Voici la description de la scène française :
« Pendant la Grande Guerre, on organisa à Paris une grande fête au Trocadéro. L'archevêque de Paris, un pasteur de l’Église réformée, un autre, luthérien, un rabbin et un iman prononcèrent des allocutions. Le public applaudit ces discours patriotiques ; tous les cinq vinrent devant la rampe ; l'archevêque au milieu tenait dans sa main droite celle du luthérien, dans sa gauche celle du calviniste, ce dernier avait pris le rabbin par la main et le luthérien, le musulman. Le public se leva et entonna la Marseillaise, ce chant de la guerre de la Révolution. Les ecclésiastiques sur l'estrade mêlèrent leurs voix à l'hymne ».
Cela n'a pas beaucoup de rapport, encore qu'il s'agisse des mêmes Mémoires, que cela rappelle la guerre... Un passage du premier tome m'avait déchiré le cœur. Car il faut le lire en sachant que le prince ignorait tout de ce qui se passerait des décennies plus tard... Un poème y est cité, l'air de rien, alors que le prince relate un déplacement de Guillaume II à Nuremberg.
« De Würzbourg on partit le 2 septembre 1897, jour de Sedan, pour Nuremberg.
Si quelqu'un doit connaître l'Allemagne,
Si quelqu'un doit aimer l'Allemagne,
On lui nommera Nuremberg, ville remplie des nobles arts.
Guillaume II avait un plaisir particulier à séjourner dans cette superbe ville ».

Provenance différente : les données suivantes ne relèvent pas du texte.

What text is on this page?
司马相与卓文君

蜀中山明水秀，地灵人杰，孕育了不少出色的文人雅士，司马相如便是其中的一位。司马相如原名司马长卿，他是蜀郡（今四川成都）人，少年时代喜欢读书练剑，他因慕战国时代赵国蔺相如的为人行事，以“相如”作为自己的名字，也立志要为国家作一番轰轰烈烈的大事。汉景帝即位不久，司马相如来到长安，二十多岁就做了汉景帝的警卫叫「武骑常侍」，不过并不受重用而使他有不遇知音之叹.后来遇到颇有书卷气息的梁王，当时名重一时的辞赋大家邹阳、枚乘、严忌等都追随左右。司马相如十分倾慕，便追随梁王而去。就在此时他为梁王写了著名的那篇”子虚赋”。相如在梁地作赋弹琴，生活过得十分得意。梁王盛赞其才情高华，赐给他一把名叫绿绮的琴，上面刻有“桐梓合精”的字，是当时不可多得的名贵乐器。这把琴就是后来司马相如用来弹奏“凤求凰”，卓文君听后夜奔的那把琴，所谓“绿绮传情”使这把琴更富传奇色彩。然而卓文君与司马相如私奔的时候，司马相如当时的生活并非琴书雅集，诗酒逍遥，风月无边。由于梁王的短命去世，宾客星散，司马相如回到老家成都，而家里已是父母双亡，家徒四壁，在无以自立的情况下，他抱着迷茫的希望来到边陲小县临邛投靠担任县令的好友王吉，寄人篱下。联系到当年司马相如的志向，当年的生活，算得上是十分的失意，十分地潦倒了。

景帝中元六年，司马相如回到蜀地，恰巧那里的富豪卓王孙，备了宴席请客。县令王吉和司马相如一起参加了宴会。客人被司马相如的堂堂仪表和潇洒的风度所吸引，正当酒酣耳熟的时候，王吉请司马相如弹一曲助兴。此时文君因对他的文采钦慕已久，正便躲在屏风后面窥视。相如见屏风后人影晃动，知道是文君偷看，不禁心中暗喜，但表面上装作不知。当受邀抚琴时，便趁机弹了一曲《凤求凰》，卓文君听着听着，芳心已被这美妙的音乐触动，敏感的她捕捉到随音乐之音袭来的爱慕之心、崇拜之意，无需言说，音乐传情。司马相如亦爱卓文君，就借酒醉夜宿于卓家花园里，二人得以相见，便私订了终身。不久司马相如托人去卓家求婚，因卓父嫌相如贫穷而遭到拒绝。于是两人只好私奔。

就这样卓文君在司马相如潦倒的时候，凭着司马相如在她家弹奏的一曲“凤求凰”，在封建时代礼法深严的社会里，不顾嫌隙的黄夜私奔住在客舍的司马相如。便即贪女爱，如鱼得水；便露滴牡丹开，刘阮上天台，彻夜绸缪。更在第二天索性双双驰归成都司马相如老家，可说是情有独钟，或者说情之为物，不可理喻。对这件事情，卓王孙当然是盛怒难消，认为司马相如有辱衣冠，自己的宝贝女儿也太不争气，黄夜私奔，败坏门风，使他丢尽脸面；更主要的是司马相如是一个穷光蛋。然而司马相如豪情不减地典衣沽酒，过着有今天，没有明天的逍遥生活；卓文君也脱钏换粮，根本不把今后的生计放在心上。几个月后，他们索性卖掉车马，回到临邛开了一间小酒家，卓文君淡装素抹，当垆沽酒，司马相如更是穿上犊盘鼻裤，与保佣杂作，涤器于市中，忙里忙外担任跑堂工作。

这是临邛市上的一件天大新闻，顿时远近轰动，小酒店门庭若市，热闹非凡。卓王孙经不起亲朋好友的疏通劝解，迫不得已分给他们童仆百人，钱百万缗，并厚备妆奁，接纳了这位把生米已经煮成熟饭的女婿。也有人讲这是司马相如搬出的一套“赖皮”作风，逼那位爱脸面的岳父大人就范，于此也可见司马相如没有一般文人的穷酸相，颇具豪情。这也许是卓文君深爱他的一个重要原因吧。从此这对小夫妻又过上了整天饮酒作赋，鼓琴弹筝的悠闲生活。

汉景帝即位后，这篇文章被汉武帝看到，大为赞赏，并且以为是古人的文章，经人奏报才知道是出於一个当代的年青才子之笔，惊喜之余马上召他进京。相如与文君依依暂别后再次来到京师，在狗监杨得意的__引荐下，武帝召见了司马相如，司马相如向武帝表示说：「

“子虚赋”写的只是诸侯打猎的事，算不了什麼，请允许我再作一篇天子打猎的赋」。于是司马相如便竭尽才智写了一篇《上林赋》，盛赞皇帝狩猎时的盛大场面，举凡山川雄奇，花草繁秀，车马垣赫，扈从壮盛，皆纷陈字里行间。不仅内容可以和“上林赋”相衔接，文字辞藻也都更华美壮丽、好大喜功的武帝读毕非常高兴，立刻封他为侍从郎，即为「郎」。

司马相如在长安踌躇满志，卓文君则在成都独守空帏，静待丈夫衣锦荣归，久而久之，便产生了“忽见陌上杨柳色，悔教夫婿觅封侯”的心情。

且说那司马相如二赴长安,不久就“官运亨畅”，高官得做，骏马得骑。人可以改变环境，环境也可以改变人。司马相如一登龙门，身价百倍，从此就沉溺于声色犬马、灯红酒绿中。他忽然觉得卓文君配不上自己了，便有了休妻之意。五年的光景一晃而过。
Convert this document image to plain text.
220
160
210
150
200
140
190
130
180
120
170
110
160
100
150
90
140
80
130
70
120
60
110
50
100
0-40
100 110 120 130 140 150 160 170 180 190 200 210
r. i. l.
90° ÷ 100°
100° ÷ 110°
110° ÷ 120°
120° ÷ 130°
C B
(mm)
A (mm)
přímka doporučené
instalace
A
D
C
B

Je cherche l'auteur de ce poème, que j'aimerais connaître en entier. Une amie qui avait visité Nuremberg il y a quelques années me disait que les constructions du troisième Reich, gigantesques et magnifiques, y étaient à l'aube de la ruine, lieux maudits de cette ville désormais maudite, et que des fous romantiques les hantaient de leurs regards brûlants de rage.
Descendre l'escalier du passé jusqu'aux caves de nos mémoires perdues, par la lecture de textes d'époques, secondaires, oubliés, c'est s'autoriser à retrouver le fil d'une histoire interrompue par l'orage et la sidération intellectuelle qui l'a suivi.